One of the 21st century bands is Dorothy, who released their impressive debut album Rock Is Dead in 2016 and followed it up convincingly last year with 28 Days in the Valley. The band’s live shows are among the best currently on the road that feature (mostly) blues-based power rock with unapologetic infusions of psychedelia and even (in spots) country. The lyrics contain a full range of passions in an age that too often devalues every one of them but self-righteous anger (the emptiest). I caught the band last night at Irving Plaza, one of the better concert venues in NYC. Amid a crowd of fans overwhelmingly young enough to be my grandchildren (had I any grandchildren), I was pleased for once to be outside the demographic. I don’t even mind that 20 hours later my hearing has yet fully to recover.

It’s possible that rock truly is on its way out, but it is not dead yet. Judging by last night it does not go gentle into that good night.

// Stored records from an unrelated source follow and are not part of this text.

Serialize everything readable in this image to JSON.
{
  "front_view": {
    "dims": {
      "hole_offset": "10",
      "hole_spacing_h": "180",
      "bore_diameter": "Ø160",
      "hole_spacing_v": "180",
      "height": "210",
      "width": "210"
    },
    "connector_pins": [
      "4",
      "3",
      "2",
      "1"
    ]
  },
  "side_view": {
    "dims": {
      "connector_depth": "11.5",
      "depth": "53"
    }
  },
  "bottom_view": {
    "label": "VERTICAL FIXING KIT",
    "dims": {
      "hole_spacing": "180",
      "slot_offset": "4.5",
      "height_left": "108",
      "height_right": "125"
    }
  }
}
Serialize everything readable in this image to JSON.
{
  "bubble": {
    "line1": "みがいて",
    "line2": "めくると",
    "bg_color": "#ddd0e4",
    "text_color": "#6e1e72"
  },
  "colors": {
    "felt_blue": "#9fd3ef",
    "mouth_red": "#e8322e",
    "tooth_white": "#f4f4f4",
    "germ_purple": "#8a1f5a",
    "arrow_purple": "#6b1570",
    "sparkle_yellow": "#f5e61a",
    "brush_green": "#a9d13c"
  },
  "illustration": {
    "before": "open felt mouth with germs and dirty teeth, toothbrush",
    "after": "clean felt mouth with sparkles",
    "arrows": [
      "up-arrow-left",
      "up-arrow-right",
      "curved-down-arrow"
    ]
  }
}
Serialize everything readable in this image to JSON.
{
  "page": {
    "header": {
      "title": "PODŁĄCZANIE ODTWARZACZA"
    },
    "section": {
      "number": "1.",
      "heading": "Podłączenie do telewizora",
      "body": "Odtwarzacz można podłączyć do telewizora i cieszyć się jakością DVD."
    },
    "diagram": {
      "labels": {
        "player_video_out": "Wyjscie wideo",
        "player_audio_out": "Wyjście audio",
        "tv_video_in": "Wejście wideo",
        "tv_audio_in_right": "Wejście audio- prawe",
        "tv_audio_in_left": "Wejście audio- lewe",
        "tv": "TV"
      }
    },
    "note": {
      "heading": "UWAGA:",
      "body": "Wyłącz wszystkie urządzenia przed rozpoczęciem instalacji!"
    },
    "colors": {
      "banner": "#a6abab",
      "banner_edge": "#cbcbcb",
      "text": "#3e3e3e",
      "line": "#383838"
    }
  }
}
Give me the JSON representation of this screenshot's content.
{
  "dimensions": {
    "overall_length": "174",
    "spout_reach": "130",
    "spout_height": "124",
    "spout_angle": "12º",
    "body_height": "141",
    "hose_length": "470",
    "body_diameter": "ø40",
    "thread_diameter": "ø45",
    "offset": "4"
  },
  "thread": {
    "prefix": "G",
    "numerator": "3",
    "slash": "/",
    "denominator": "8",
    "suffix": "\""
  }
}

One of their more mellow numbers: Pretty When You’re High

4 comments:

  1. I so enjoy your posts...always look forward to your thoughts

    ReplyDelete
  2. Youch, the hearing issues. I don't know how the bands deal with it, unless they wear ear plugs, which I can't imagine them doing. However, I have seen some wear hearing devices, I thought they wore them so they could help themselves hear what they are singing. But it might be a noise canceling device that does both.

    My parents didn't mind the music. I think Dad mostly tolerated it, and was just happy if we were happy. He didn't particularly enjoy it though. But I think Mom enjoyed some of it. Granted she wanted us to be happy too, but she enjoyed the Beatles and some of the other groups.

    There's a music station here that plays "golden oldies" meaning from the 40s and so. They've started to include a few mild things from more recent eras--hardly anything from 68 onward yet, unless it's Oliva Newton John, etc.

    ReplyDelete
    Replies
    1. Dorothy Martin at one point asked if we were singing along because she couldn't tell: "I can't hear shit!" (A rather odd expression, come to think of it.)

      That's cool. The oldies stations I've encountered around here (the free broadcast ones, that is) do 50s-80s. Lately I've been hearing 90s on them. There might be one doing 40s, but I haven't stumbled on it.